Caroline M. Severance was born in 1820 in Canandaigua, New York, and spent her youth in nearby Auburn after her father's death in 1824. There, her guardian and paternal uncle, James S. Seymour, a devout, conservative Presbyterian, held sway. After attending several private girls' schools, she graduated with honors from the Female Seminary of Geneva in 1835. In 1840, she married banker Theodoric C. Severance. The couple moved to Cleveland, where they had five children, the first of whom died in infancy.

Severance and her husband were active in liberal causes and founded the Independent Christian Church, which was against slavery. Her interest in women's suffrage grew as she attended women's rights conventions in Ohio and New York, and in 1853 she presided over the first meeting of the Ohio Women's Right's Association. The following year, Severance presented a memorial to the Ohio legislature asking for property rights for women.

In 1855, the family moved to Boston, where Severance continued her involvement in intellectual, religious, and reformist activities. She presented a paper, "Humanity, a Definition and a Plea," to the Parker Fraternity Lecture Course, becoming the first woman to speak in the course. From 1856 until the Civil War broke out, Severance spoke on abolitionism to audiences in Massachusetts and Rhode Island. In 1866, she and Susan B. Anthony founded the American Equal Rights Association, and in 1869, Severance joined Lucy Stone in organizing the American Woman Suffrage Association. She was also a founder of the Moral Education Association of Boston in 1873 and served as its first president.

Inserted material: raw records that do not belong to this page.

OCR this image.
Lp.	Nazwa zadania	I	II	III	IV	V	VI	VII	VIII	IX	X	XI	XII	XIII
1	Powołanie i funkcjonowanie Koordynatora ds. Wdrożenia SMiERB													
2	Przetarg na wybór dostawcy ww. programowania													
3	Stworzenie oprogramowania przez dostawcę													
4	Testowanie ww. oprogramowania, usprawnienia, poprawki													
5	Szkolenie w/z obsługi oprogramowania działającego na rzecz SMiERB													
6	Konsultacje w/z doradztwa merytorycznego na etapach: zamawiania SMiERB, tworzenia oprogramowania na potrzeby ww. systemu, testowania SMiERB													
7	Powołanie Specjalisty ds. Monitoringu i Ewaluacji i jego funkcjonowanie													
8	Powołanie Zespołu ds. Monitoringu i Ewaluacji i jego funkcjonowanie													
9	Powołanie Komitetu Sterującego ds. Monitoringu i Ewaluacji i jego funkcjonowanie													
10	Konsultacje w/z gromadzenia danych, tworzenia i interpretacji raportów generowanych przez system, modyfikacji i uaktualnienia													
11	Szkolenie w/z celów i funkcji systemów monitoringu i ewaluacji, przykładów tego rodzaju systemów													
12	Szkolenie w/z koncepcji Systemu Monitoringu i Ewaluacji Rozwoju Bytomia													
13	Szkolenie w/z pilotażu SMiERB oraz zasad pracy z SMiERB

Following a move to Los Angeles in 1875, she and her husband founded the city's first Unitarian congregation, and she began a women's club in 1885 that later became the Los Angeles Women's Club. During that same year, she organized the Los Angeles Free Kindergarten Association, which advocated making kindergarten part of the Los Angeles school system. In 1891, Severance organized her third women's club, the Friday Morning Club, which, like the others, advocated for civic reform.

Severance remained active after her husband's death in 1892, serving as president of the Los Angeles County Woman Suffrage League from 1900 to 1904. She became the first woman to register to vote under California's new woman suffrage law in 1911, and died three years later, age 94.

sources:

Eminent Women of the Age. Hartford, CT: S.M. Betts, 1868.

James, Edward T., ed. Notable American Women, 1607–1950. Cambridge, MA: The Belknap Press of Harvard University, 1971.

McHenry, Robert, ed. Famous American Women. NY: Dover, 1980.